Vintimille : la France grande ouverte aux Tunisiens

19/4/2011 – 12h56
ROME (NOVOPress) : Le ministre italien des Affaires étrangères, Franco Frattini, a déclaré ce matin que la question des clandestins tunisiens était désormais réglée entre l’Italie et la France. « Au niveau bilatéral, a expliqué le ministre dans un entretien à la télévision italienne, la question a été résolue. Les Français appliquent désormais les règles européennes, ils acceptent les Tunisiens qui arrivent d’Italie. »

De fait, selon les chiffres communiqués par la police italienne, la France n’a procédé hier qu’à dix refoulements vers l’Italie à la frontière de Vintimille, alors que, dans l’autre sens, l’Italie a refoulé vingt clandestins. Il s’agissait exclusivement d’immigrés qui ne détenaient aucun document d’identité d’aucune espèce. C’était déjà la tendance des jours précédents, avant le blocage temporaire des trains effectué par la France, dimanche, en raison de la manifestation de l’extrême gauche « anti-raciste ».

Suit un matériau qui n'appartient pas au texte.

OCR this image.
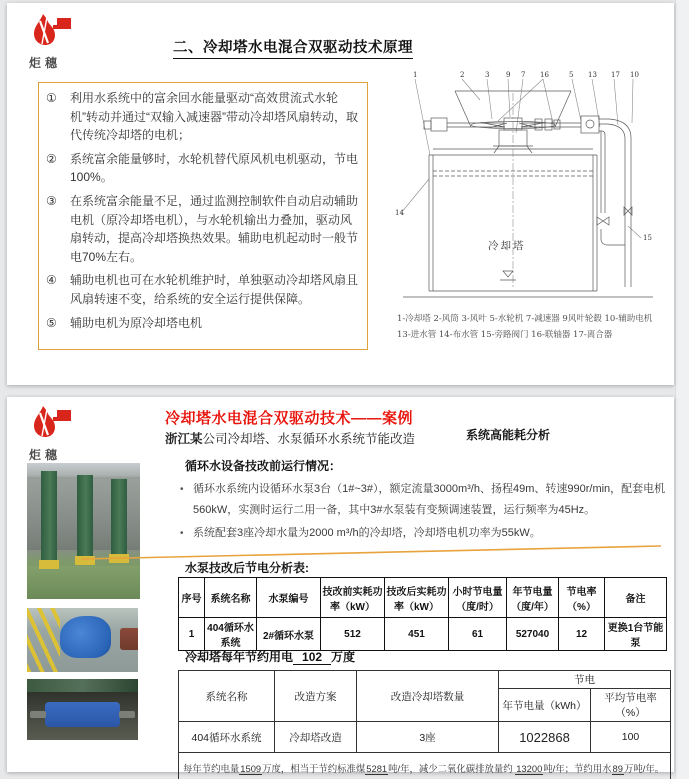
炬穗
二、冷却塔水电混合双驱动技术原理
①	利用水系统中的富余回水能量驱动“高效贯流式水轮机”转动并通过“双输入减速器”带动冷却塔风扇转动，取代传统冷却塔的电机；
②	系统富余能量够时，水轮机替代原风机电机驱动，节电100%。
③	在系统富余能量不足，通过监测控制软件自动启动辅助电机（原冷却塔电机），与水轮机输出力叠加，驱动风扇转动，提高冷却塔换热效果。辅助电机起动时一般节电70%左右。
④	辅助电机也可在水轮机维护时，单独驱动冷却塔风扇且风扇转速不变，给系统的安全运行提供保障。
⑤	辅助电机为原冷却塔电机
1	2	3 9 7 16	5 13 17 10
14
15
冷却塔
1-冷却塔 2-风筒 3-风叶 5-水轮机 7-减速器 9风叶轮毂 10-辅助电机
13-进水管 14-布水管 15-旁路阀门 16-联轴器 17-离合器
炬穗
冷却塔水电混合双驱动技术——案例
系统高能耗分析
浙江某公司冷却塔、水泵循环水系统节能改造
循环水设备技改前运行情况：
• 循环水系统内设循环水泵3台（1#~3#），额定流量3000m³/h、扬程49m、转速990r/min，配套电机560kW，实测时运行二用一备，其中3#水泵装有变频调速装置，运行频率为45Hz。
• 系统配套3座冷却水量为2000 m³/h的冷却塔，冷却塔电机功率为55kW。
水泵技改后节电分析表:
序号	系统名称	水泵编号	技改前实耗功率（kW）	技改后实耗功率（kW）	小时节电量（度/时）	年节电量（度/年）	节电率（%）	备注
1	404循环水系统	2#循环水泵	512	451	61	527040	12	更换1台节能泵
冷却塔每年节约用电 102 万度
系统名称	改造方案	改造冷却塔数量	节电	
			年节电量（kWh）	平均节电率（%）
404循环水系统	冷却塔改造	3座	1022868	100
每年节约电量1509万度，相当于节约标准煤5281吨/年，减少二氧化碳排放量约 13200吨/年；节约用水89万吨/年。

Des journalistes italiens qui se sont rendus hier à la gare de Nice ont constaté que la police française n’effectuait aucun contrôle. « Les agents, les manches retroussées à cause de la chaleur qui commence déjà à se faire sentir, observent trois Tunisiens à peine arrivés de Vintimille, puis passent leur chemin. Aujourd’hui ça va vraiment mieux, commentent les immigrés en suivant les policiers du regard. » Au lendemain du blocage des trains, qui a fait monter la tension diplomatique entre l’Italie et la France, les immigrés détenteurs du permis de séjour provisoire et d’un passeport ont recommencé à passer la frontière par le train, qui fonctionne normalement

« J’attends que ma famille vienne me chercher, explique Ali, 28 ans, puis j’espère trouver tout de suite un emploi. » Avec une dizaine d’autres Tunisiens, il avait pris le train parti de Vintimille à 11h 47. A bord, aucun contrôle, et aucun non plus à Menton. « Après tout ce qui est arrivé hier, je pensais que ce serait plus difficile », dit Ali avec un soupire de satisfaction. À la gare de Nice, d”autres Tunisiens expliquent qu’ils veulent « trouver un travail et surtout avoir une vie meilleure ». Beaucoup ont Paris pour objectif. D’autres attendent leur famille ou des amis qui vont les prendre en voiture.

Hier soir, à la gare de Vintimille, il y avait une trentaine d’immigrés, tous avec leur permis de séjour temporaire en poche. « Nous attendons pour partir, par petits groupes pour ne pas nous faire remarquer. » Assan, lui, selon les journalistes attendris, « a les yeux pleins de larmes ». Dimanche soir, il a tenté de passer en France avec le premier train à partir après le blocus, mais il n’y est pas parvenu. Arrivé à Garavan, il a été arrêté et invité à retourner en Italie. « Mais je vais réessayer. » Les journalistes sont de plus en plus attendris.